I am calculating for 20 PSF dead and 20 PSF live (no snow load)

The span is 19'.

The lumber is going to be Southern Pine #2.

When I look at the IRC table R802.5.1 for roof joists with 20 psf dead and 20 psf live, at 24" O.C. spacing, it says I can span 2x12 Southern Pine #2 19'-3".

When I calculate the stress using my beam program (EnerCALC) I get that the roof joists have a stress ratio of 122%. I've verified the program calculates to the NDS 2005 methods properly.

I checked the floor joists in the IRC and they match what my beam software outputs... it is just the roof joists that are too stressed.

Is there some reduction factor you can use for roof joists, beyond the repetative member reduction? What do you calculate the stress to be in that 2x12?

I am tempted to just go with my calculations, but I'd love to go with the code tables to allow my clients to use less lumber and save money. Any thoughts?



--Luke
 
I believe the tables include the joist weight in the dead load, as they should. Some analysis programs add the member load again as a default setting. Something to check.

DBennett
Lone Star Engineering, PC
 
ProLuke,
You don't say what bending stress and deflection you get with calcualtions. We can only guess. My first guess is that you are using 1.0 rather than 1.25 for a load duration factor.
 
Oh... so if I am using a non-snow live load, it would be considered a construction-duration live load, so for the calculations use 1.25 load duration factor?
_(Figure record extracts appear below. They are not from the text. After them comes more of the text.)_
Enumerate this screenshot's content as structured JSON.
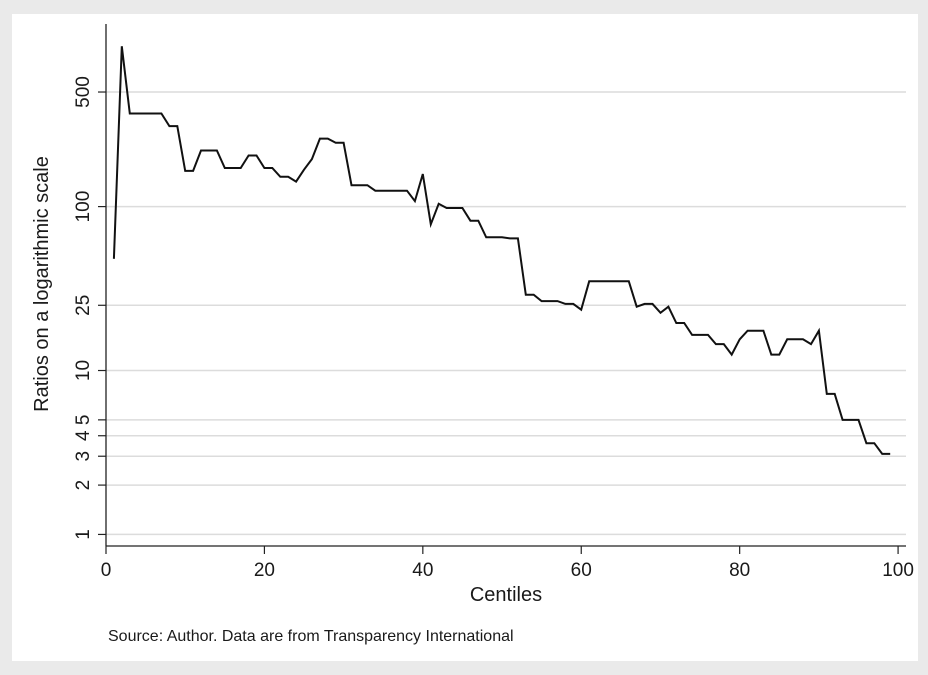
{
  "chart_data": {
    "type": "line",
    "xlabel": "Centiles",
    "ylabel": "Ratios on a logarithmic scale",
    "y_scale": "log",
    "grid": true,
    "xlim": [
      0,
      101
    ],
    "ylim": [
      0.85,
      1300
    ],
    "xticks": [
      0,
      20,
      40,
      60,
      80,
      100
    ],
    "yticks": [
      {
        "value": 1,
        "label": "1"
      },
      {
        "value": 2,
        "label": "2"
      },
      {
        "value": 3,
        "label": "3"
      },
      {
        "value": 4,
        "label": "4"
      },
      {
        "value": 5,
        "label": "5"
      },
      {
        "value": 10,
        "label": "10"
      },
      {
        "value": 25,
        "label": "25"
      },
      {
        "value": 100,
        "label": "100"
      },
      {
        "value": 500,
        "label": "500"
      }
    ],
    "series": [
      {
        "x": [
          1,
          2,
          3,
          4,
          5,
          6,
          7,
          8,
          9,
          10,
          11,
          12,
          13,
          14,
          15,
          16,
          17,
          18,
          19,
          20,
          21,
          22,
          23,
          24,
          25,
          26,
          27,
          28,
          29,
          30,
          31,
          32,
          33,
          34,
          35,
          36,
          37,
          38,
          39,
          40,
          41,
          42,
          43,
          44,
          45,
          46,
          47,
          48,
          49,
          50,
          51,
          52,
          53,
          54,
          55,
          56,
          57,
          58,
          59,
          60,
          61,
          62,
          63,
          64,
          65,
          66,
          67,
          68,
          69,
          70,
          71,
          72,
          73,
          74,
          75,
          76,
          77,
          78,
          79,
          80,
          81,
          82,
          83,
          84,
          85,
          86,
          87,
          88,
          89,
          90,
          91,
          92,
          93,
          94,
          95,
          96,
          97,
          98,
          99
        ],
        "y": [
          48,
          950,
          370,
          370,
          370,
          370,
          370,
          310,
          310,
          165,
          165,
          220,
          220,
          220,
          172,
          172,
          172,
          205,
          205,
          172,
          172,
          152,
          152,
          142,
          168,
          195,
          260,
          260,
          245,
          245,
          135,
          135,
          135,
          125,
          125,
          125,
          125,
          125,
          108,
          158,
          78,
          104,
          98,
          98,
          98,
          82,
          82,
          65,
          65,
          65,
          64,
          64,
          29,
          29,
          26.5,
          26.5,
          26.5,
          25.5,
          25.5,
          23.5,
          35,
          35,
          35,
          35,
          35,
          35,
          24.5,
          25.5,
          25.5,
          22.5,
          24.5,
          19.5,
          19.5,
          16.5,
          16.5,
          16.5,
          14.5,
          14.5,
          12.5,
          15.5,
          17.5,
          17.5,
          17.5,
          12.5,
          12.5,
          15.5,
          15.5,
          15.5,
          14.5,
          17.5,
          7.2,
          7.2,
          5.0,
          5.0,
          5.0,
          3.6,
          3.6,
          3.1,
          3.1
        ]
      }
    ]
  },
  "source_note": "Source: Author. Data are from Transparency International"
}
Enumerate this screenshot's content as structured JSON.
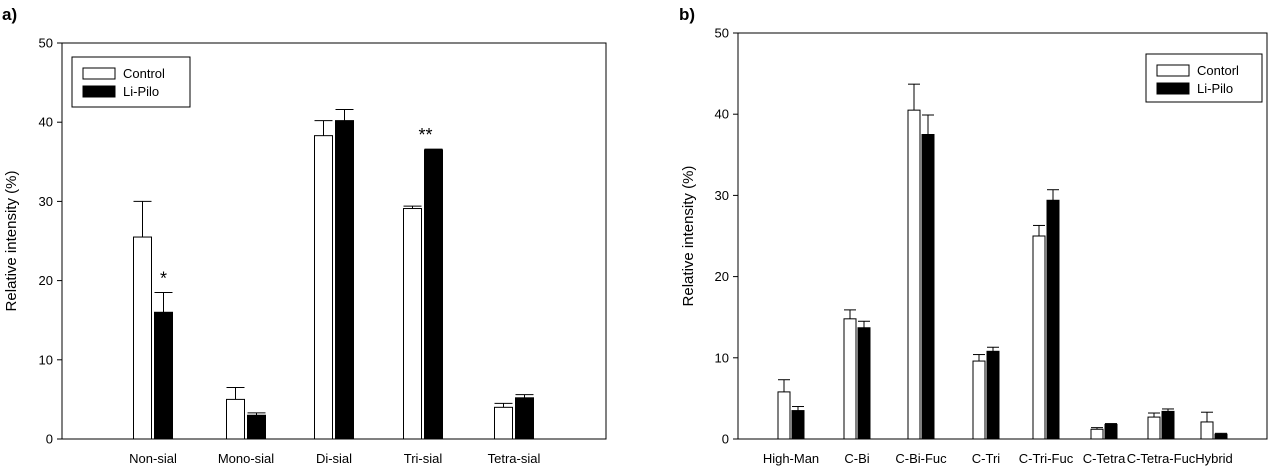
{
  "chart_data": [
    {
      "panel_label": "a)",
      "type": "bar",
      "ylabel": "Relative intensity (%)",
      "xlabel": "",
      "ylim": [
        0,
        50
      ],
      "yticks": [
        "0",
        "10",
        "20",
        "30",
        "40",
        "50"
      ],
      "legend_position": "top-left",
      "categories": [
        "Non-sial",
        "Mono-sial",
        "Di-sial",
        "Tri-sial",
        "Tetra-sial"
      ],
      "series": [
        {
          "name": "Control",
          "fill": "#ffffff",
          "values": [
            25.5,
            5.0,
            38.3,
            29.1,
            4.0
          ],
          "errors": [
            4.5,
            1.5,
            1.9,
            0.3,
            0.5
          ]
        },
        {
          "name": "Li-Pilo",
          "fill": "#000000",
          "values": [
            16.0,
            3.0,
            40.2,
            36.5,
            5.2
          ],
          "errors": [
            2.5,
            0.3,
            1.4,
            0.1,
            0.4
          ]
        }
      ],
      "annotations": [
        {
          "category_index": 0,
          "text": "*"
        },
        {
          "category_index": 3,
          "text": "**"
        }
      ]
    },
    {
      "panel_label": "b)",
      "type": "bar",
      "ylabel": "Relative intensity (%)",
      "xlabel": "",
      "ylim": [
        0,
        50
      ],
      "yticks": [
        "0",
        "10",
        "20",
        "30",
        "40",
        "50"
      ],
      "legend_position": "top-right",
      "categories": [
        "High-Man",
        "C-Bi",
        "C-Bi-Fuc",
        "C-Tri",
        "C-Tri-Fuc",
        "C-Tetra",
        "C-Tetra-Fuc",
        "Hybrid"
      ],
      "series": [
        {
          "name": "Contorl",
          "fill": "#ffffff",
          "values": [
            5.8,
            14.8,
            40.5,
            9.6,
            25.0,
            1.2,
            2.7,
            2.1
          ],
          "errors": [
            1.5,
            1.1,
            3.2,
            0.8,
            1.3,
            0.2,
            0.5,
            1.2
          ]
        },
        {
          "name": "Li-Pilo",
          "fill": "#000000",
          "values": [
            3.5,
            13.7,
            37.5,
            10.8,
            29.4,
            1.8,
            3.4,
            0.6
          ],
          "errors": [
            0.5,
            0.8,
            2.4,
            0.5,
            1.3,
            0.1,
            0.3,
            0.1
          ]
        }
      ],
      "annotations": []
    }
  ]
}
That would explain why I get 122% stress using 1.00 duration.

Thank you all for answering my question!

--Luke
 
If all other things check out - I would agree with 1.25. You can even use 1.15 with snow based on your description of the deck.

BTW - DO NOT MAKE IT FLAT - give it at least a 1/8'' per foot angle - 1/4'' is better.

FLAT ROOFS LEAK AND WILL ALWAYS LEAK!!!